The shipping container business of state-owned logistics leviathan China COSCO Shipping Co. Ltd. is set to gobble up five Chinese units of a Singaporean rival as the global container market becomes increasingly consolidated.
Like much of the shipping industry, Singamas Container Holdings Ltd. has faced turbulent waters in recent years as depressed market demand linked to a sluggish global economy, and rising prices for corrosion-resistant steel prices taking their toll on the company’s bottom line. Sailing was smoother in 2018, however, when its annual report showed the container businesses netted $72 million for its parent.
It is nonetheless withdrawing from its main container businesses in China. The company has agreed to sell five of its Chinese shipping container business units for approximately $565 million in a bid to get things shipshape, according to a filing with the Hong Kong stock exchange this week.
The COSCO unit, which was not named in the filing, will take 100% stakes in the five container units, namely Qidong Singamas, Qingdao Pacific, Ningbo Pacific, Singamas Container (Shanghai) and Qidong Pacific. The parent Singamas will use the proceeds to focus on researching and developing specialized containers, rather than the general use “dry freight” containers mainly used by the shipping industry, the filing said.
The move further consolidates the already airtight container market. Singamas already had a 20% share of the global container market, ahead of COSCO subsidiary Shanghai Universal Logistics Equipment Co. Ltd. with around 5%. While China International Marine Containers Co. Ltd. dominates the Chinese industry with roughly half of market share, COSCO has a 22.72% stake in the country, the second largest after China Merchants Group’s 24.58% stake, according to COSCO’s 2018 annual report.

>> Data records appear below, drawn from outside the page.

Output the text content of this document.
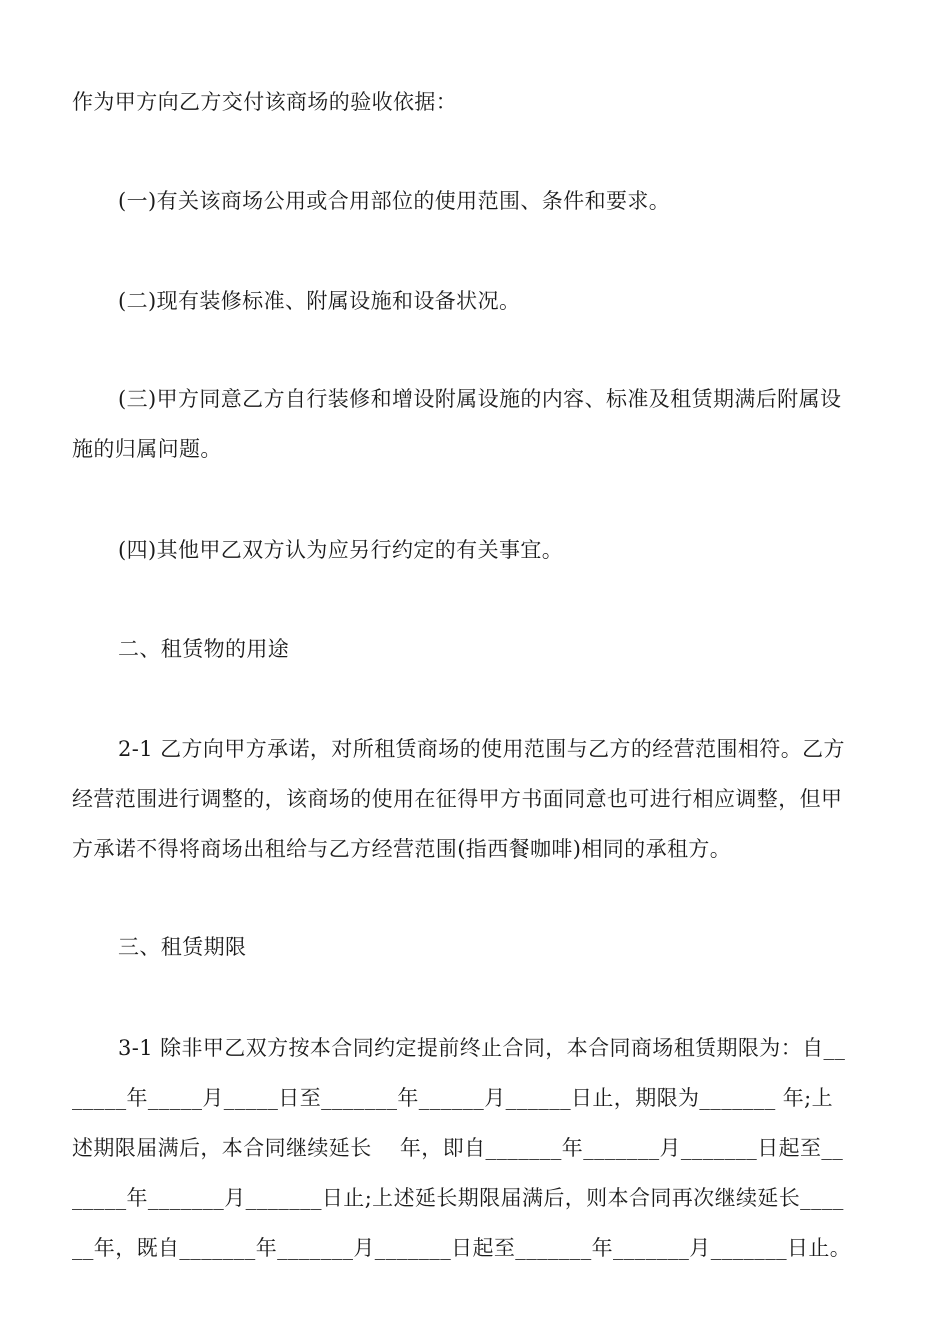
作为甲方向乙方交付该商场的验收依据：
(一)有关该商场公用或合用部位的使用范围、条件和要求。
(二)现有装修标准、附属设施和设备状况。
(三)甲方同意乙方自行装修和增设附属设施的内容、标准及租赁期满后附属设
施的归属问题。
(四)其他甲乙双方认为应另行约定的有关事宜。
二、租赁物的用途
2-1 乙方向甲方承诺，对所租赁商场的使用范围与乙方的经营范围相符。乙方
经营范围进行调整的，该商场的使用在征得甲方书面同意也可进行相应调整，但甲
方承诺不得将商场出租给与乙方经营范围(指西餐咖啡)相同的承租方。
三、租赁期限
3-1 除非甲乙双方按本合同约定提前终止合同，本合同商场租赁期限为：自__
_____年_____月_____日至_______年______月______日止，期限为_______ 年;上
述期限届满后，本合同继续延长    年，即自_______年_______月_______日起至__
_____年_______月_______日止;上述延长期限届满后，则本合同再次继续延长____
__年，既自_______年_______月_______日起至_______年_______月_______日止。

Parent COSCO Shipping continues to be a major investor in global port infrastructure, agreeing to acquire a $225 million, 60% stake in the port of Chancay in Peru in January, and agreeing to spend $738 million on a new port in Abu Dhabi in 2016. However, earlier this month another of the company’s units said it will sell its stake in California’s Long Beach Container Terminal for $1.78 billion to address U.S. security concerns.